Von der Fleischtheke in die Praxis

Wirklich wahr?

Von Daniel Grosse

Models und Musiker müssen sich einfach liebhaben. Dass das so ist, bestätigen aktuell in den Klatschspalten auch wieder ein Supermodel und ein junger Mann japanischer Herkunft. Was jedoch nicht an die Öffentlichkeit dringt, sind Verbindungen zwischen ganz anderen Personen. Sie gehören Berufsgruppen an, die auf den ersten Blick recht harmlos erscheinen. Laut Umfragen liegen dort bei den Eheschließungen Orthopäden und Fleischereifachverkäuferinnen ganz weit vorne im Ranking.
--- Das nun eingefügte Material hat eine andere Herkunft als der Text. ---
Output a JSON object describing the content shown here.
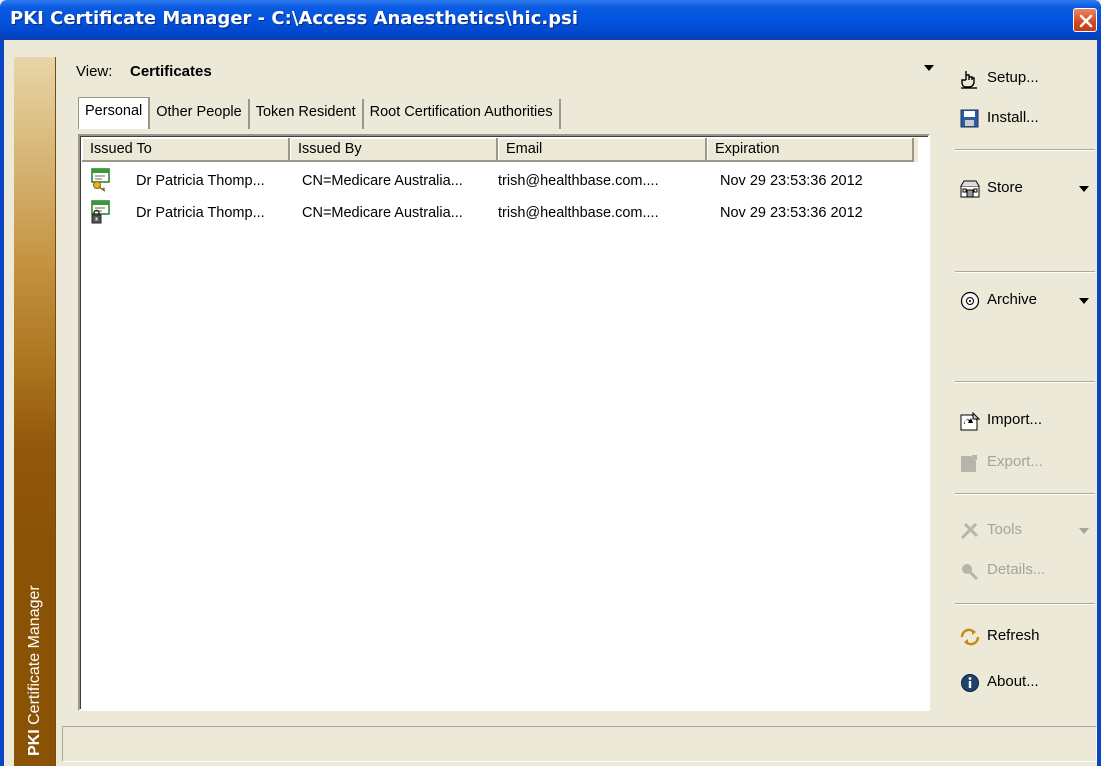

Jemand, der davon überhaupt keine Ahnung, aber immer eine Meinung hat, ist Jus Dillon-Wurst. Der Top-Jurist der Großkanzlei „Cornwall and more“ war zufällig zugegen, als in der Kirche seines Stadtteils Marburg-Marbach, vor einigen Monaten, eine befreundete Fleischereifachverkäuferin ihren langjährigen Verlobten geheiratet hat: einen Orthopäden.
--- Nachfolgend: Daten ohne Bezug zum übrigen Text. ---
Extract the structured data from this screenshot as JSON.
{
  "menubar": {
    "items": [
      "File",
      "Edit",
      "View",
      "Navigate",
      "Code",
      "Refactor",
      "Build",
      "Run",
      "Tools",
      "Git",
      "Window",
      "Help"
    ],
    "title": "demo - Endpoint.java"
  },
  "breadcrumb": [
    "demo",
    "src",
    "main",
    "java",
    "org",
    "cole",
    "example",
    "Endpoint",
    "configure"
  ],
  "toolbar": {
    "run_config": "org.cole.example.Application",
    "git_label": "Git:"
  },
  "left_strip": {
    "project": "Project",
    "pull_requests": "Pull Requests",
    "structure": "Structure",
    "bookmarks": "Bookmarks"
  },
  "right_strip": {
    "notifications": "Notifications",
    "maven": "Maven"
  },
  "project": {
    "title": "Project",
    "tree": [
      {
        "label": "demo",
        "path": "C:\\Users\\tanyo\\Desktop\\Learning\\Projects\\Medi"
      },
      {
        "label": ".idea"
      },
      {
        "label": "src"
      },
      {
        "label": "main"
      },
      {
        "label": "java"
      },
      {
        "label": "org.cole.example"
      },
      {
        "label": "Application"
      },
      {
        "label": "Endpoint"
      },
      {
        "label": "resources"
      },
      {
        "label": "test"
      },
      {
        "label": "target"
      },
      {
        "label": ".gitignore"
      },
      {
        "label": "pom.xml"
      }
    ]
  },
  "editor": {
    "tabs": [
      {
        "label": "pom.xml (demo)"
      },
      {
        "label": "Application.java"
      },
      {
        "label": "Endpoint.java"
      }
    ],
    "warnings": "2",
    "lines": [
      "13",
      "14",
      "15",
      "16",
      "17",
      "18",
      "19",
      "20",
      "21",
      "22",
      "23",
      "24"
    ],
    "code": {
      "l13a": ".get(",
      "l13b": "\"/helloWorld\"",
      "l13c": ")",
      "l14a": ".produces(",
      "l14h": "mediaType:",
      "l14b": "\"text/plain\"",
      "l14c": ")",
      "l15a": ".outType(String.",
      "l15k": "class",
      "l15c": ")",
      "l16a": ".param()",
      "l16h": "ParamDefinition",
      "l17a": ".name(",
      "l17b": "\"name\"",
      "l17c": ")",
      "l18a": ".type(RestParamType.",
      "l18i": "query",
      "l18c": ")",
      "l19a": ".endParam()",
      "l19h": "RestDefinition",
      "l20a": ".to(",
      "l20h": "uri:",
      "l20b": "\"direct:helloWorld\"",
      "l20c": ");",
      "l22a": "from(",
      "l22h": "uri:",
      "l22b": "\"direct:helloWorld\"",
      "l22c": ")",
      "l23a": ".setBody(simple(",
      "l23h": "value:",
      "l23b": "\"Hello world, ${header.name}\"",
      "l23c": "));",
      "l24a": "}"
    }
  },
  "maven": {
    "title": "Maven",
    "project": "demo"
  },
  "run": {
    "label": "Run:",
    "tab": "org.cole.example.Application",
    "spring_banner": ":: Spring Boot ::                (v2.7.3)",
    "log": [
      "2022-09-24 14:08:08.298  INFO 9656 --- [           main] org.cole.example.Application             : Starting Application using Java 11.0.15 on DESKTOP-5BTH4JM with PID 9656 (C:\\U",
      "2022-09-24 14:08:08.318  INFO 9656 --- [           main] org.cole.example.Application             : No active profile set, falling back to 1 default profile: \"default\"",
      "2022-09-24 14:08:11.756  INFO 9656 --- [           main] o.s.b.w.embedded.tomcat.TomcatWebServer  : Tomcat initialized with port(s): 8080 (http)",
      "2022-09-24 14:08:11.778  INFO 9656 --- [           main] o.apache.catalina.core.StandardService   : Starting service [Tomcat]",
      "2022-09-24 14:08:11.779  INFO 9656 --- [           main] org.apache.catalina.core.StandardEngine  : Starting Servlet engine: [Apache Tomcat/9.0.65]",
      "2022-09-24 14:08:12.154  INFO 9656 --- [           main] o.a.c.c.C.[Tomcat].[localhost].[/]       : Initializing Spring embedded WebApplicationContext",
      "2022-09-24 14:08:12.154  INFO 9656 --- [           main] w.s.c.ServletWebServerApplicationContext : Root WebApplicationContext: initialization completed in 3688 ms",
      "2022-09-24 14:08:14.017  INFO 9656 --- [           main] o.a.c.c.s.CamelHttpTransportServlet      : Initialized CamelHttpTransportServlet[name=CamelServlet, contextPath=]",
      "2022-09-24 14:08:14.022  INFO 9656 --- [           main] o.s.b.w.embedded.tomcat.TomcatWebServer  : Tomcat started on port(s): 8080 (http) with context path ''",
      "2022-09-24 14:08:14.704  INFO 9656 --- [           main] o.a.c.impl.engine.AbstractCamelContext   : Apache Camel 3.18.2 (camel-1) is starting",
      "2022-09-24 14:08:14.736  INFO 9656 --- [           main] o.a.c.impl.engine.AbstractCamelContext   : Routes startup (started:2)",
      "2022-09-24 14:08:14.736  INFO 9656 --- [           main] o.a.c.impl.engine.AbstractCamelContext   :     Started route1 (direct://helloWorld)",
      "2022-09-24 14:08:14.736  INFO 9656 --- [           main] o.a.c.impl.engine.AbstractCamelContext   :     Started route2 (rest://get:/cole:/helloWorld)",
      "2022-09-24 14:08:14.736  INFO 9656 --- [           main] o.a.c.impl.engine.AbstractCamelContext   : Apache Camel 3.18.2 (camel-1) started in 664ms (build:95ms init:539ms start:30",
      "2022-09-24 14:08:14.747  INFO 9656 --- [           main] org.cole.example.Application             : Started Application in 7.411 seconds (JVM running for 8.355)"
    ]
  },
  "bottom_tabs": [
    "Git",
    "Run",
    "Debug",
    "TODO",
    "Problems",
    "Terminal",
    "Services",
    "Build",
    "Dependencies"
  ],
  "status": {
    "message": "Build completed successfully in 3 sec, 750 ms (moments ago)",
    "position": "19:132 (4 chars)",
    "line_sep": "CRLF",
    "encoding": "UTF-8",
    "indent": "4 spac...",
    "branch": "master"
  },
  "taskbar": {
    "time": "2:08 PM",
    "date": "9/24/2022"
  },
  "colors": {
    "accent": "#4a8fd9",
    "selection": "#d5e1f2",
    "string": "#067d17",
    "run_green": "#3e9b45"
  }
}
Jus Dillon-Wurst kennt die wahren Motive. Er weiß, weshalb sich so häufig Angehörige dieser beiden Berufsgruppen dauerhaft verbinden.

Herr Dillon-Wurst, was verbindet Orthopäden und Fleischereifachverkäuferinnen?

Jus Dillon-Wurst: Es ist das Körperliche.

Was bitte?

JDW: Es geht bei beiden um Körper. Sie beschäftigen sich beide wöchentlich mindestens 40 Stunden mit dem Körper.

Das geht die Leser nichts an, was da so körperlich läuft zwischen zwei Menschen. Bleiben Sie bitte seriös.

JDW: Seien Sie nicht so kleingeistig. Was tun denn die Angehörigen dieser Berufsgruppen, was ist ihr Job?

Nun, sie analysieren ihre Patienten und entdecken womöglich Haltungsschäden. Und die andere Berufsgruppe kennt sämtliche Feinheiten von Schlachtvieh, kann zu Wurst und Fleisch vieles sagen, Kunden beraten.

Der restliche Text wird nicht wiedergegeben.